(ATTN: UPDATES with latest tallies, more details in paras 1-6, 12, 15-17; ADDS more photos)
By Park Boram and Chang Dong-woo
SEOUL, April 8 (Yonhap) -- The ruling party suffered a crushing defeat in two mayoral by-elections Wednesday seen as a critical bellwether for next year's presidential poll.
Oh Se-hoon, the candidate of the main opposition People Power Party (PPP), was leading Park Young-sun of the ruling Democratic Party (DP) 57.6 percent to 39.13 percent in the Seoul mayoral by-election as of 1:30 a.m. Thursday, with the vote count in the capital 92 percent complete, according to the National Election Commission.
In Busan, the country's second largest city, PPP's Park Heong-joon was running far ahead of Kim Young-choon -- 62.67 percent to 34.42 percent -- with nearly all of the ballots counted.
The PPP also won in a big way in by-elections for 19 other local posts up for grabs as exit polls and earlier surveys had predicted.
The elections, especially in Seoul, home to nearly 10 million of the country's total 52 million population, are seen as a harbingers ahead of the presidential election set for March 2022.
President Moon Jae-in and his ruling party have been grappling with public outrage and falling support over spiking housing prices and a scandal involving public housing development officials, which erupted a month before Election Day.
The DP's recent railroading of progressive bills, including those on weakening the power of the state prosecution service, has also drawn heat.
The DP has also been under criticism as the two mayoral by-elections were called after the previous mayors -- Park Won-soon in Seoul and Oh Keo-don in Busan, both affiliated with the liberal party -- left the posts last year amid sexual harassment allegations.
The victories, if sealed, will break the ruling bloc's streak of four consecutive electoral triumphs, consisting of two general elections in 2016 and 2020, local elections in 2018 and the presidential election in 2017.
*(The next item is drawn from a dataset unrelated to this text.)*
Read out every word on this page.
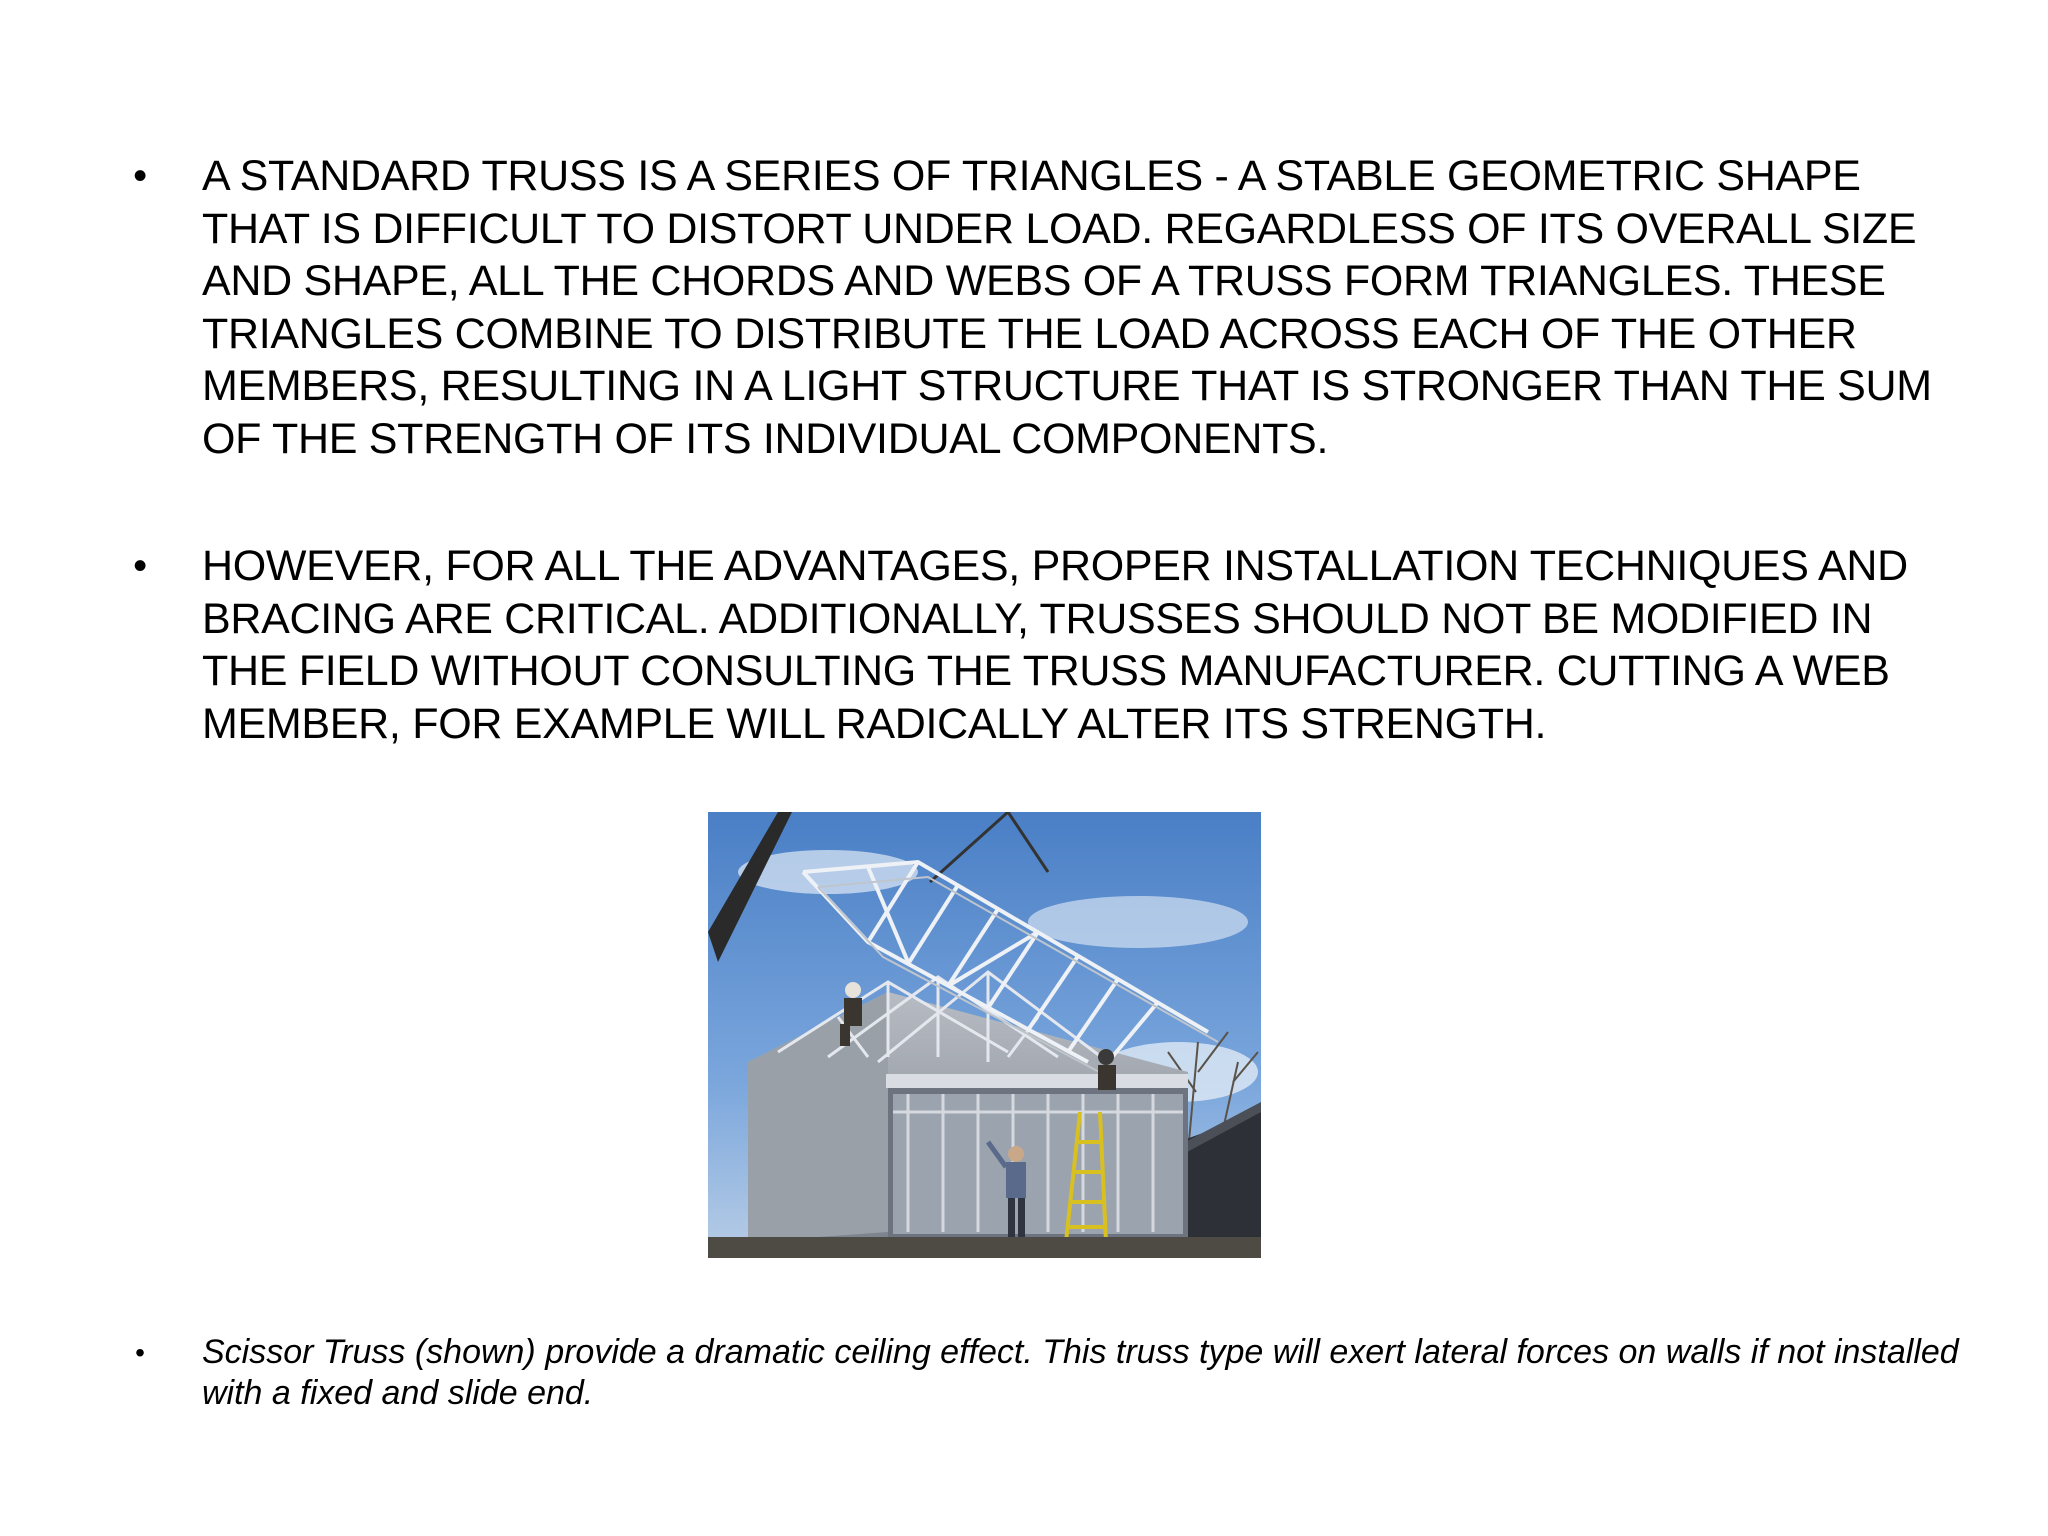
•	A STANDARD TRUSS IS A SERIES OF TRIANGLES - A STABLE GEOMETRIC SHAPE THAT IS DIFFICULT TO DISTORT UNDER LOAD. REGARDLESS OF ITS OVERALL SIZE AND SHAPE, ALL THE CHORDS AND WEBS OF A TRUSS FORM TRIANGLES. THESE TRIANGLES COMBINE TO DISTRIBUTE THE LOAD ACROSS EACH OF THE OTHER MEMBERS, RESULTING IN A LIGHT STRUCTURE THAT IS STRONGER THAN THE SUM OF THE STRENGTH OF ITS INDIVIDUAL COMPONENTS.

•	HOWEVER, FOR ALL THE ADVANTAGES, PROPER INSTALLATION TECHNIQUES AND BRACING ARE CRITICAL. ADDITIONALLY, TRUSSES SHOULD NOT BE MODIFIED IN THE FIELD WITHOUT CONSULTING THE TRUSS MANUFACTURER. CUTTING A WEB MEMBER, FOR EXAMPLE WILL RADICALLY ALTER ITS STRENGTH.

•	Scissor Truss (shown) provide a dramatic ceiling effect. This truss type will exert lateral forces on walls if not installed with a fixed and slide end.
As the election results clearly tilt toward the PPP, the DP and its two mayoral candidates practically conceded their defeats.
"(DP) humbly accepts the public sentiment displayed in the election results. We gave huge disappointment to the people due to our shortcomings," the party's acting chairman Kim Tae-nyeon said in a press release.
The DP's floor leader and the supreme council members held a closed-door meeting and discussed resigning from their posts en masse but stopped short of reaching a conclusion.
Welcoming the exit poll results, PPP interim chief Kim Chong-in said they reflect the public's anger toward the Moon administration.
"I think the elections mark a victory of the people's common sense ... this may be the expression of the people's rage toward the government today," Kim said, suggesting that the final election results remain to be seen.
Oh, in what was a de facto victory speech, promised to look after the victim of alleged sexual harassment from the former Mayor Park and make sure she makes a smooth return to her job at the Seoul city hall.
Oh also said he felt a "heavy sense of responsibility and pledged to engage in his job with "a passionate heart."
His victory, if confirmed, will reinstate him to the mayoral seat of Seoul 10 years after he left the post at the midpoint of his second term, in protest against the opposition-dominated city council's introduction of a free school lunch program for all students.
The new mayors of the two cities will serve out the remaining 14 months of the former mayors' four-year terms.
The provisional voter turnouts for the Seoul and Busan elections came to 58.2 percent and 52.7 percent, respectively, surpassing the 50-percent level for the first time in by-elections that included races for heads of metropolitan governments.